In addition to being good for the heart, high levels of so-called "good" cholesterol may protect against Alzheimer's disease, U.S. researchers said.
They found people over 65 who had the highest levels of high-density lipoprotein or HDL were 60 percent less likely to develop Alzheimer's disease over four years than people with the lowest HDL levels.
And it did not seem to matter if people had high HDL levels naturally or if they took widely used drugs called statins to increase "good" cholesterol levels, the researchers found.
The study points to a potential means of preventing Alzheimer's, an incurable brain-wasting disease that affects 26 million people globally and costs $604 billion to treat.
By raising HDL, "you can probably lower the frequency of Alzheimer's disease in the population," said Dr. Christiane Reitz of Columbia University's Taub Institute in New York, whose study appears in the Archives of Neurology.

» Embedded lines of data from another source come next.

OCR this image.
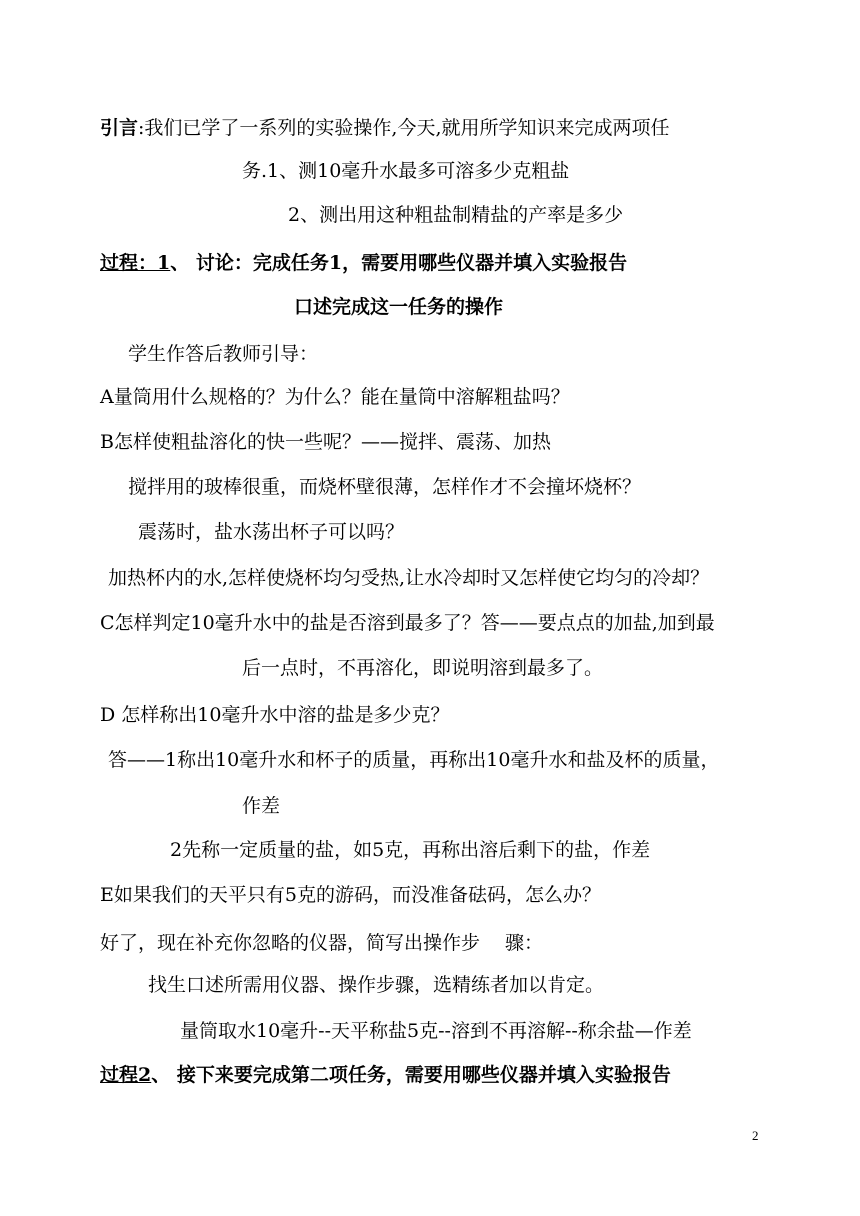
引言:我们已学了一系列的实验操作,今天,就用所学知识来完成两项任

务.1、测10毫升水最多可溶多少克粗盐

2、测出用这种粗盐制精盐的产率是多少

过程：1、 讨论：完成任务1，需要用哪些仪器并填入实验报告

口述完成这一任务的操作

学生作答后教师引导：

A量筒用什么规格的？为什么？能在量筒中溶解粗盐吗？

B怎样使粗盐溶化的快一些呢？——搅拌、震荡、加热

搅拌用的玻棒很重，而烧杯壁很薄，怎样作才不会撞坏烧杯？

震荡时，盐水荡出杯子可以吗？

加热杯内的水,怎样使烧杯均匀受热,让水冷却时又怎样使它均匀的冷却？

C怎样判定10毫升水中的盐是否溶到最多了？答——要点点的加盐,加到最

后一点时，不再溶化，即说明溶到最多了。

D 怎样称出10毫升水中溶的盐是多少克？

答——1称出10毫升水和杯子的质量，再称出10毫升水和盐及杯的质量，

作差

2先称一定质量的盐，如5克，再称出溶后剩下的盐，作差

E如果我们的天平只有5克的游码，而没准备砝码，怎么办？

好了，现在补充你忽略的仪器，简写出操作步　 骤：

找生口述所需用仪器、操作步骤，选精练者加以肯定。

量筒取水10毫升--天平称盐5克--溶到不再溶解--称余盐—作差

过程2、 接下来要完成第二项任务，需要用哪些仪器并填入实验报告

2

Her team studied 1,130 people over 65 who were white, black or Hispanic and lived in New York City. Most were covered by Medicare, the federal insurance program for the elderly.
When they started the study, the volunteers had no history of memory or thinking problems. Over the course of the study, the team used medical and neurological data and did neuropsychological testing to diagnose Alzheimer's disease.
They divided people into four groups, or quartiles, based on cholesterol readings. Those in the highest group had HDL readings of 55 or higher. Those in the lowest quartile had HDL below 38.
"The highest quartile compared to the lowest had a 60 percent lower risk of developing Alzheimer's disease over four years," Reitz said in a telephone interview.
Reitz said the team looked specifically at people with probable or possible Alzheimer's disease, rather than vascular dementia or other forms of dementia.
They also looked at other cholesterol measures, such as total cholesterol, LDL and blood fats known as triglycerides.
"We looked at each of those measures independently. It seems to be an isolated effect for HDL," Reitz said.
An HDL reading of 60 or higher is considered protective against heart disease, according to the American Heart Association.
Reitz said an HDL reading of 55 or greater is achievable by changing diets and exercising. Some doctors also prescribe niacin, a B vitamin that can boost heart-protective HDL 25 percent, but this is not widely used because it causes uncomfortable facial flushing.
A new class of HDL-raising drugs called CETP inhibitors, such as Merck's experimental drug anacetrapib, are showing promise at significantly raising good HDL cholesterol.